EosNoti's brand glyph is served publicly with no auth at
`{EOSNOTI_HOST}/icon.png` — a 512×512 square PNG. The **same asset** covers two
distinct uses:

- **In your own UI** — to label the EosNoti channel (a notifications-settings
  row, a "Connect EosNoti" button, a channel toggle), render it as a small
  image. For production, bundle a copy in your assets rather than hotlinking.
- **On the push itself** — pass the same URL as the message `icon` field
  (see *Sending notifications*) so notifications show the glyph by default.

These are different uses of one icon, not two different icons.

---

## API reference (used in this guide)

| Method & path | Auth | Purpose |
|---|---|---|
| `POST /v1/subscribe-links` | Bearer api_key | Mint a personalized subscribe link (carries `external_id`) |
| `POST /v1/pairing-codes` | Bearer api_key **or** device_token | Mint a 6-digit pairing code (api_key→Forward w/ `external_id`, device→Reverse) |
| `POST /v1/pairing-codes/{code}/redeem` | Bearer device_token **or** api_key | Redeem a pairing code (binds the device ↔ `external_id`) |
| `GET /v1/pairing-codes/{code}` | Bearer api_key **or** device_token | Poll pairing status (`pending`/`redeemed`/`expired`); creator only |
| `POST /v1/messages` | Bearer api_key | Send a notification (`to: ext:… \| broadcast`) |
| `GET /v1/messages/{id}` | Bearer api_key | Message status, delivery/read counts, replies |
| `GET /v1/messages/{id}/replies?wait=` | Bearer api_key | Long-poll for `ask` replies |
| `DELETE /v1/subscriptions/external?external_id=` | Bearer api_key | Unbind a user across all their subscriptions (idempotent; **use for logout**) |
| `PUT /v1/subscriptions/{id}/external` | Bearer api_key | Bind/rebind one subscription to an `external_id` (advanced) |
| `DELETE /v1/subscriptions/{id}/external` | Bearer api_key | Clear one subscription's binding (advanced; clears its current owner) |

All developer-facing endpoints authenticate with the API key. The browser-side endpoints (device registration, subscription, Web Push) are called by the EosNoti receiver, not by your code.

### Error format

All non-2xx responses are JSON with a **nested `error` object**:

```json
{ "error": { "code": "<code>", "message": "<human readable>" } }
```

Common codes: `unauthorized` (401), `invalid_target` / `invalid_kind` / `invalid_priority` / `invalid_body` / `invalid_external_id` (400), `not_found` (404), `wrong_direction` (409, pairing code redeemed by the wrong side), `gone` (410, expired/used link or pairing code), `rate_limited` (429). Send rate limit is ~600 messages per app per 60s.

---

## Implementation checklist (for you, the AI)

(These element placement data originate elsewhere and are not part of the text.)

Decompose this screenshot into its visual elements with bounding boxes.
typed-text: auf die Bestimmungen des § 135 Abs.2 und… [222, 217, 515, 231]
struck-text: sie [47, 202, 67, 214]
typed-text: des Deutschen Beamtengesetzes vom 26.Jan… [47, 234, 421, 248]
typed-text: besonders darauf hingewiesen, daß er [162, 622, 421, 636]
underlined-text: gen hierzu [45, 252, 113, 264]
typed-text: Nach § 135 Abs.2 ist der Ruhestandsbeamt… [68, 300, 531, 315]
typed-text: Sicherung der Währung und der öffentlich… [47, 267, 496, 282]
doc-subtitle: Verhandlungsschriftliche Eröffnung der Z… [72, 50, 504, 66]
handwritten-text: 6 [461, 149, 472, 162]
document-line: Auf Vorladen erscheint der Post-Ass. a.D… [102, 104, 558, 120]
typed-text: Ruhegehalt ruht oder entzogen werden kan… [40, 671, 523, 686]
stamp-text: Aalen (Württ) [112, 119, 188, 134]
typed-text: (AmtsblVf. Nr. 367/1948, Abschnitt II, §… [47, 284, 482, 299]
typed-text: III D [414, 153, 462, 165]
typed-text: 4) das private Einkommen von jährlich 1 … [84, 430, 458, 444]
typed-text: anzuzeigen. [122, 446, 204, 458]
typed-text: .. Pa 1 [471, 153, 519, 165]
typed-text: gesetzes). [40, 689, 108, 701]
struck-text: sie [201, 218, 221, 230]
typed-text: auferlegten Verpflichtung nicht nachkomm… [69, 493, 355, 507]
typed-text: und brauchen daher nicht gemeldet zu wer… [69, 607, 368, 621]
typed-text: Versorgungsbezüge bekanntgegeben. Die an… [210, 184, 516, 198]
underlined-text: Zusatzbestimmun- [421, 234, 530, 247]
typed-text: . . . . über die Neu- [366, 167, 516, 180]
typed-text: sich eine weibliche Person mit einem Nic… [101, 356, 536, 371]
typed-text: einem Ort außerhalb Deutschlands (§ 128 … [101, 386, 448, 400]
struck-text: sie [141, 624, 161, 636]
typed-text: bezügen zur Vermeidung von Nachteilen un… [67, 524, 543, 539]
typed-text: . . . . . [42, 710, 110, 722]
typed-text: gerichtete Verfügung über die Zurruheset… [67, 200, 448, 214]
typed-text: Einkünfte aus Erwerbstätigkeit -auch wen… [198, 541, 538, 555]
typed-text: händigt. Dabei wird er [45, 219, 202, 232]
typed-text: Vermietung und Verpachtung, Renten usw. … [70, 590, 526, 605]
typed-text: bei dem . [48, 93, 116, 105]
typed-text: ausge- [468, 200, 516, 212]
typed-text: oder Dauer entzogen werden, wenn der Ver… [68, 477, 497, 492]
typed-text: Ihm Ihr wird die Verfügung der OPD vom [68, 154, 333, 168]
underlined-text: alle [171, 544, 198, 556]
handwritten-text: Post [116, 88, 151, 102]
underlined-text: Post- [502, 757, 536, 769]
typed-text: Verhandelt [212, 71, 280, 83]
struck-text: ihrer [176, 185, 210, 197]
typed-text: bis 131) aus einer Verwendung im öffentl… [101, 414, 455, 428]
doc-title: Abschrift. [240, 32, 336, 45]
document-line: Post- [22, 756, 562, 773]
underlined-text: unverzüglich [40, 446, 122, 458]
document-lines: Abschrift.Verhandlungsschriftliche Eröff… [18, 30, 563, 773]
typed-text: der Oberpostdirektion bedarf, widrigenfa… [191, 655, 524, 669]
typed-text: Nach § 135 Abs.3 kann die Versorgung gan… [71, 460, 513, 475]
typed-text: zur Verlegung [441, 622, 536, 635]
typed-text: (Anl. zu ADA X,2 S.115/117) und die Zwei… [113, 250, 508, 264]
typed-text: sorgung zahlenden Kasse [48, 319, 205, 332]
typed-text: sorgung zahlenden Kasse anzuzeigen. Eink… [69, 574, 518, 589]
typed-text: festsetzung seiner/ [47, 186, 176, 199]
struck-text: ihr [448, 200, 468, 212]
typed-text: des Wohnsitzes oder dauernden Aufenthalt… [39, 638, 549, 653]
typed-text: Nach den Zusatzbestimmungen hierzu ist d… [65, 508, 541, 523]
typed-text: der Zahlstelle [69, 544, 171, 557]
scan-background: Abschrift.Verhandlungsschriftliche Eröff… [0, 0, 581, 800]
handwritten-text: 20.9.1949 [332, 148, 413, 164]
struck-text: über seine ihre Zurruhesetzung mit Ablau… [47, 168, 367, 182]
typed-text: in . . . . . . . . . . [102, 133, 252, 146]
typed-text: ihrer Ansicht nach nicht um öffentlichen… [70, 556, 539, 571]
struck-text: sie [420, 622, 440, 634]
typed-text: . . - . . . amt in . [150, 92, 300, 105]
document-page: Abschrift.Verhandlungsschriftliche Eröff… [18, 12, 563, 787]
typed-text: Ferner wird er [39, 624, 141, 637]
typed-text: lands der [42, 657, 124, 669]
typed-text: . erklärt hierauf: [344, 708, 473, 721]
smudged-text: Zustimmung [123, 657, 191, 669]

1. Place the API key as a backend secret, never in client code.
2. At the user-registration (or "enable notifications") point, call `POST /v1/subscribe-links` with the user's `external_id`, then present the returned `url` as a button (same device) or QR (other device).
3. Add a backend send call where the app needs to notify a user (`to: "ext:<their id>"`).
4. Use `external_id` = the developer's existing internal user id, so targeting needs no extra mapping.
5. (optional) Confirm a binding via `queued_deliveries` on send; never call `/v1/console/*` from the backend.
6. Do not implement native (APNs/FCM) — it is out of scope here.